Symbole des ravages du populisme, l’Argentine doit tirer les leçons de sa chute et soutenir un redressement encore fragile.
L’Argentine demeure le cas le plus emblématique des ravages du populisme. Le pays, qui regorge de richesses, comptait parmi les dix premières puissances économiques dans l’entre-deux-guerres. Il a été ravalé du 10e au 21e rang mondial depuis 1945. Et cela en raison du péronisme, qui a dévasté la vie politique depuis 1943 et dont les douze années de kirchnerismo furent le dernier avatar.
La dérive autoritaire et étatiste de Nestor puis Cristina Kirchner, après avoir été masquée par le super-cycle des matières premières tiré par la croissance chinoise, a laissé le pays en faillite. Faillite économique avec la stagnation de l’activité, l’effondrement de la compétitivité et l’envol de l’inflation. Faillite sociale avec un chômage endémique et le basculement du tiers de la société dans le secteur informel. Faillite financière avec un déficit public insoutenable, l’effondrement du peso, la rupture avec les investisseurs et les institutions internationales en raison de la gestion calamiteuse de la restructuration de la dette. Faillite politique avec la généralisation du clientélisme, de la corruption et de l’insécurité.
L’élection de Mauricio Macri, en décembre 2015, a marqué une rupture salutaire. Un programme cohérent de réformes a été engagé afin de réhabiliter l’État de droit, de transformer le modèle économique et de réintégrer le pays dans les échanges et les paiements mondiaux : coupes dans les subventions en faveur de la consommation d’énergie et des transports ; réforme de l’État et des retraites ; levée du contrôle des changes ; négociation d’un accord sur la dette et retour de l’Argentine sur les marchés internationaux.
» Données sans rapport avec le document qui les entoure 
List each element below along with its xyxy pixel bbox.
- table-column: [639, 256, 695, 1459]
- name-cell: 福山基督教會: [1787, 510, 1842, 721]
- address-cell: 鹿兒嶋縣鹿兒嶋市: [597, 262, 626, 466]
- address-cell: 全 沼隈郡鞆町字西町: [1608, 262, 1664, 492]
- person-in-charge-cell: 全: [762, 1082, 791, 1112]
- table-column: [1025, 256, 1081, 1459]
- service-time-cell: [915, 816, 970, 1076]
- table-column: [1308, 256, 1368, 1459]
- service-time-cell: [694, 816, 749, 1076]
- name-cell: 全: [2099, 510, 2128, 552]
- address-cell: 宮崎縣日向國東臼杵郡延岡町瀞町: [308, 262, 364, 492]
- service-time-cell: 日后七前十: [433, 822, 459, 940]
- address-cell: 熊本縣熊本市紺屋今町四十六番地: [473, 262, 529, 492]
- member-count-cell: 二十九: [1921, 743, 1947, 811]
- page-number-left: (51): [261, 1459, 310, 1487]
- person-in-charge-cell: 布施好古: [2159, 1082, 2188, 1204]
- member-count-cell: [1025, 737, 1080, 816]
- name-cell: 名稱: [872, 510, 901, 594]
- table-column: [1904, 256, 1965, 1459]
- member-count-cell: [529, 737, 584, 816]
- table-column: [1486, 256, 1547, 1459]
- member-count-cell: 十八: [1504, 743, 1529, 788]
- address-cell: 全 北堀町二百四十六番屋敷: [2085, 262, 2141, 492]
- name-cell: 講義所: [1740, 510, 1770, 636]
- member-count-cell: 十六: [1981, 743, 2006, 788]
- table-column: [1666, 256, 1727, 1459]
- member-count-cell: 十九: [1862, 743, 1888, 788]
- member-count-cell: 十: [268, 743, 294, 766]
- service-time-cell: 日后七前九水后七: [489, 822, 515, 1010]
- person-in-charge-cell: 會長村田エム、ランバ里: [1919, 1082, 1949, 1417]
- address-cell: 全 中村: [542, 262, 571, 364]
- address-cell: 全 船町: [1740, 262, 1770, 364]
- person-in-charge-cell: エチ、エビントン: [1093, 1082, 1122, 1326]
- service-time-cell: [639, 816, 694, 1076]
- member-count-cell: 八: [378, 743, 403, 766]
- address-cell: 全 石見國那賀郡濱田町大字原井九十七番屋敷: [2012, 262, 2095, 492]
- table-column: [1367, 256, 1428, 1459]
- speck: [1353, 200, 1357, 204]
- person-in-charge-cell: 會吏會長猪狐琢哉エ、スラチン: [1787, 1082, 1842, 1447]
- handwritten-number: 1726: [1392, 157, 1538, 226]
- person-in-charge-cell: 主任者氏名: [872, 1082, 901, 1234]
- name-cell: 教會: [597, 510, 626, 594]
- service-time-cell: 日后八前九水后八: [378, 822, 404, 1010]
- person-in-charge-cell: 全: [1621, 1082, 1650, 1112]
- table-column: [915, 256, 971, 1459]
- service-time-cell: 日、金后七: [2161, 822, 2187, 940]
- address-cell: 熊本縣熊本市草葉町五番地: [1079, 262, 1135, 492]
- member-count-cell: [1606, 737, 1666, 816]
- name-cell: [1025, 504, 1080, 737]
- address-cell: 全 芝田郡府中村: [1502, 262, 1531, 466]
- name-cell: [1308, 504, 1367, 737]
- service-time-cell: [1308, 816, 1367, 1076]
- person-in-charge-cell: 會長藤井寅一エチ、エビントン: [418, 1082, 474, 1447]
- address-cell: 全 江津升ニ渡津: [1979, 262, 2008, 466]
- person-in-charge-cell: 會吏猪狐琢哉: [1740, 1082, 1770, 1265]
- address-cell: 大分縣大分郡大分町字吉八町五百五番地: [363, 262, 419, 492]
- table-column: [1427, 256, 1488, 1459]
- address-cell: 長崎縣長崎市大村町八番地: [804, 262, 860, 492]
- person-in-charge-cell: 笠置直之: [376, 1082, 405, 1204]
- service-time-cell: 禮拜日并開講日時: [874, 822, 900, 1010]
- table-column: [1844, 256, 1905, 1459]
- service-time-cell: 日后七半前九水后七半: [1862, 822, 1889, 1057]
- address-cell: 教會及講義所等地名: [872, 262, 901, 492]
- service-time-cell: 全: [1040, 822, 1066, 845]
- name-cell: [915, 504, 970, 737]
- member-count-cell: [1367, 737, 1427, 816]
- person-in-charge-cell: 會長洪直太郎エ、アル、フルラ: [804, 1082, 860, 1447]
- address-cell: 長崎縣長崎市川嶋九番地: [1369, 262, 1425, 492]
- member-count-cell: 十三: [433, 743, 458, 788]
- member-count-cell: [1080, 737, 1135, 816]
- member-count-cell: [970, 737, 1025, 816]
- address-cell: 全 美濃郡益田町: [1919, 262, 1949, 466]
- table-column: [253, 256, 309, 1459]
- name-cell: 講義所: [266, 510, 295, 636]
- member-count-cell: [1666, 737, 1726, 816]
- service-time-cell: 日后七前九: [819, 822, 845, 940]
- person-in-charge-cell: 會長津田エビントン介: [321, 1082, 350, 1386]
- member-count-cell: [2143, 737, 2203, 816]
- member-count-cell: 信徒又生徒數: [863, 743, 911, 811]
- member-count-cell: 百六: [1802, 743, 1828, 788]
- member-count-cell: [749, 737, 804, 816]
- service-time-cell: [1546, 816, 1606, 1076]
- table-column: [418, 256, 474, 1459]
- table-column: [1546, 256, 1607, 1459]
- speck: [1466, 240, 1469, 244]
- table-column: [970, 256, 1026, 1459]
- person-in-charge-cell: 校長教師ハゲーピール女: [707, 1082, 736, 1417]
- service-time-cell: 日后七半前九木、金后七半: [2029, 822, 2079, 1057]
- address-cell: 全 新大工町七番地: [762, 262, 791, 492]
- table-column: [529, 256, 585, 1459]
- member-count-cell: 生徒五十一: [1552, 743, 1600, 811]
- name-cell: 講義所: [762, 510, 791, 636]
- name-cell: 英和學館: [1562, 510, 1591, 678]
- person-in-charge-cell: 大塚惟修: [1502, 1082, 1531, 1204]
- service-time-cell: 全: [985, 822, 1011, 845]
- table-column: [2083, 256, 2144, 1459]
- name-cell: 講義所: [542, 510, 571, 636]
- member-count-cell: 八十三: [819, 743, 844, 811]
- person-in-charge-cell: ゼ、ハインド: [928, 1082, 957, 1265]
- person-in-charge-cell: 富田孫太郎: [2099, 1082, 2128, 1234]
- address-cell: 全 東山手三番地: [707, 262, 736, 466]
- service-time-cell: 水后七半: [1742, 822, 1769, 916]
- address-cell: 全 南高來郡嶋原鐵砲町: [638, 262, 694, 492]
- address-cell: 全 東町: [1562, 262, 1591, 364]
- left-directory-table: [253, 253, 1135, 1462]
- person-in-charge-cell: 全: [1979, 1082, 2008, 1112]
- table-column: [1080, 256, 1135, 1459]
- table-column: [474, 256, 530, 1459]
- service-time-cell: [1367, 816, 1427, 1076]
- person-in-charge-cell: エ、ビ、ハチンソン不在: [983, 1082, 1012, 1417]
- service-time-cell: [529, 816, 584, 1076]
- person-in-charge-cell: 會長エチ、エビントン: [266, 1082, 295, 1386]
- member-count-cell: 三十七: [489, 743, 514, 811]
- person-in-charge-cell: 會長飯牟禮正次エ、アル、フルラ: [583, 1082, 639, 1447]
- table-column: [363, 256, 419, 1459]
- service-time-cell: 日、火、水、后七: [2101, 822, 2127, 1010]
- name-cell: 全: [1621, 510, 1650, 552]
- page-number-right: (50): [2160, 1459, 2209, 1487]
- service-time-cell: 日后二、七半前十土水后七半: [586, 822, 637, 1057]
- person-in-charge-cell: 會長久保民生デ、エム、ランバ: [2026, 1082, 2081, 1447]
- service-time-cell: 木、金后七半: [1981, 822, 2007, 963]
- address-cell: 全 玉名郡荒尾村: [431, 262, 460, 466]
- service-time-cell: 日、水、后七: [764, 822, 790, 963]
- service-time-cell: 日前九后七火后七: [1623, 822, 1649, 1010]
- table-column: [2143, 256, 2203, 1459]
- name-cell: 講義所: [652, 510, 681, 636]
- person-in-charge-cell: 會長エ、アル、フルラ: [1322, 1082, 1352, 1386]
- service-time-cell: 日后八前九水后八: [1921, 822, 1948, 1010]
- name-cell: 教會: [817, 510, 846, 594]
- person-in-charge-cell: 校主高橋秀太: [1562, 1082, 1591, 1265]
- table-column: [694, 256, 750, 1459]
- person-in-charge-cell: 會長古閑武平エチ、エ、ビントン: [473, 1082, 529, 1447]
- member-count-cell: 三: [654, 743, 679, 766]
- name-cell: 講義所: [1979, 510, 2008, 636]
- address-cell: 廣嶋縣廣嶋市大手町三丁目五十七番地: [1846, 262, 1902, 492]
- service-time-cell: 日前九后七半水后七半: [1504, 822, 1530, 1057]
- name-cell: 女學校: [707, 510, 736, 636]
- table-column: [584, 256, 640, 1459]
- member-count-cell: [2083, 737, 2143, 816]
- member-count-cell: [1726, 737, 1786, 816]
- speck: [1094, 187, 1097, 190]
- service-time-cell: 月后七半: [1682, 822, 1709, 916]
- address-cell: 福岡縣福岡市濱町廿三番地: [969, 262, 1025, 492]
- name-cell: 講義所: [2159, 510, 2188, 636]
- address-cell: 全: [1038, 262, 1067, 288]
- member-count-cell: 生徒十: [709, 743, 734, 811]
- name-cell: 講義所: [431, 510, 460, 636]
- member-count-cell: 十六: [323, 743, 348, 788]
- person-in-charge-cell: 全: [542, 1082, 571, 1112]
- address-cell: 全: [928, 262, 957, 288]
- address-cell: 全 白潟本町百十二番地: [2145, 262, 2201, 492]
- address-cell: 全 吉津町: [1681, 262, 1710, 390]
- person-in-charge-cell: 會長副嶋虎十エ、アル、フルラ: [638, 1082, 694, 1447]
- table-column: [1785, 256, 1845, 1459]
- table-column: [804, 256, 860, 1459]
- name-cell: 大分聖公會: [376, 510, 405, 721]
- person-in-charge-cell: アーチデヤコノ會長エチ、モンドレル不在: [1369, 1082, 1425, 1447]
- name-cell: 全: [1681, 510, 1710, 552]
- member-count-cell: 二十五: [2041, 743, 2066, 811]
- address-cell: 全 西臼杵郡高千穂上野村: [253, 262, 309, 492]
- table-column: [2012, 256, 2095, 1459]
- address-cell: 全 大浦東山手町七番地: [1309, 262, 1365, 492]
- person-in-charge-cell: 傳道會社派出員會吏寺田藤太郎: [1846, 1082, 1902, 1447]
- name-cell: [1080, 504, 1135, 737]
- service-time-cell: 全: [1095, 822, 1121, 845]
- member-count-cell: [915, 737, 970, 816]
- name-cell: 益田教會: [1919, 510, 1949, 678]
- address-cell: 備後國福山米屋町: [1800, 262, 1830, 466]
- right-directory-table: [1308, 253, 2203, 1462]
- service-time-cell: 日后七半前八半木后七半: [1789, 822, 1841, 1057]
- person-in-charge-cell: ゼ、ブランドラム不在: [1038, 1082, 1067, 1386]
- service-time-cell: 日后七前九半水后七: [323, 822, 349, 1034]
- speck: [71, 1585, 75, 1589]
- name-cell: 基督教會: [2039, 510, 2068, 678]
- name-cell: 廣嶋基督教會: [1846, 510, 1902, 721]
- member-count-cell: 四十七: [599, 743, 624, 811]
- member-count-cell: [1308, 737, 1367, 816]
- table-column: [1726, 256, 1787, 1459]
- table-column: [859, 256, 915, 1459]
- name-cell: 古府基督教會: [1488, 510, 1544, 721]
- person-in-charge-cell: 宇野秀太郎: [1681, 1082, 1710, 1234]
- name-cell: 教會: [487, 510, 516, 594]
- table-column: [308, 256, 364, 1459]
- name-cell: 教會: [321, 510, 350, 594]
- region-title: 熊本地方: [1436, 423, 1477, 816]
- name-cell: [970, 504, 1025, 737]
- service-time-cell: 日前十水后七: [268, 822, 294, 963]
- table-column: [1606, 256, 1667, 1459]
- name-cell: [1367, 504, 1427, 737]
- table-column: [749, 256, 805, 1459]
Cette stratégie, en dépit de la chute des matières premières qui a provoqué une récession accompagnée d’une hausse du chômage et de l’inflation en 2016, s’est révélée payante. Sur le plan économique, l’Argentine a renoué avec une croissance de 3,5 % en 2017. Sur le plan politique, Mauricio Macri, après avoir résisté à une grève générale, a nettement remporté les élections législatives et sénatoriales de mi-mandat en octobre 2017, qui virent la défaite de Cristina Kirchner dans son fief de Buenos Aires.
Le redressement reste cependant fragile et l’Argentine connaît une nouvelle crise monétaire et financière depuis le début de l’année 2018. Le peso argentin s’est déprécié des deux tiers en un an face au dollar. Les capitaux se détournent et fuient alors même que la dette extérieure atteint 233 milliards de dollars. Le spectre d’un défaut de paiement est de retour, dix-sept ans après l’implosion du pays et de ses banques fin 2001.
Le renouveau brutal du risque de cessation des paiements de l’Argentine trouve son origine dans des facteurs internes et externes. Sur le plan monétaire, une erreur majeure, comme en 1998, avec le refus d’augmenter les taux d’intérêt en décembre 2017. Sur le plan politique, un début de pause dans les réformes, notamment en matière de maîtrise des dépenses publiques. Mais le déclencheur du choc est venu des États-Unis, avec la hausse conjuguée du dollar et des taux d’intérêt à dix ans qui ont franchi le seuil de 3 %.
L’Argentine semble aujourd’hui en position de maîtriser la spirale infernale de la défiance, en attirant les capitaux nécessaires à la couverture du service de sa dette et de son déficit courant. Le pays conserve pour l’heure sa stabilité politique.
Le risque de contagion du choc argentin demeure donc limité. Mais il souligne la vulnérabilité des pays émergents face à la montée du dollar et des taux d’intérêt – encouragée par la relance keynésienne d’une économie américaine en plein emploi – , à laquelle s’ajoutent la hausse du prix du pétrole, le climat de guerre commerciale et technologique, la remontée de la volatilité sur les marchés du fait des risques géopolitiques. Les pays comme la Turquie cumulant fort déficit courant et dette extérieure en dollars, dépendance aux hydrocarbures et dérive autocratique sont tout particulièrement menacés.
Le gouvernement de Mauricio Macri doit être soutenu par la communauté internationale tant il constitue un môle contre le populisme qui met en péril l’Amérique latine, du Brésil au Mexique et à la Colombie en passant par le Venezuela, réduit à l’état de pays zombie par Nicolas Maduro. Les faillites d’État demeurent possibles et leurs dommages sont plus importants encore pour les populations que pour les créanciers. Le monde émergent n’a le monopole ni du renouveau des crises financières ni des ravages du populisme, comme le souligne l’Italie en Europe. Face aux risques globaux du XXIe siècle, les institutions multilatérales, même si elles doivent être réformées, conservent toute leur utilité et doivent être protégées des embardées des États-Unis de Donald Trump.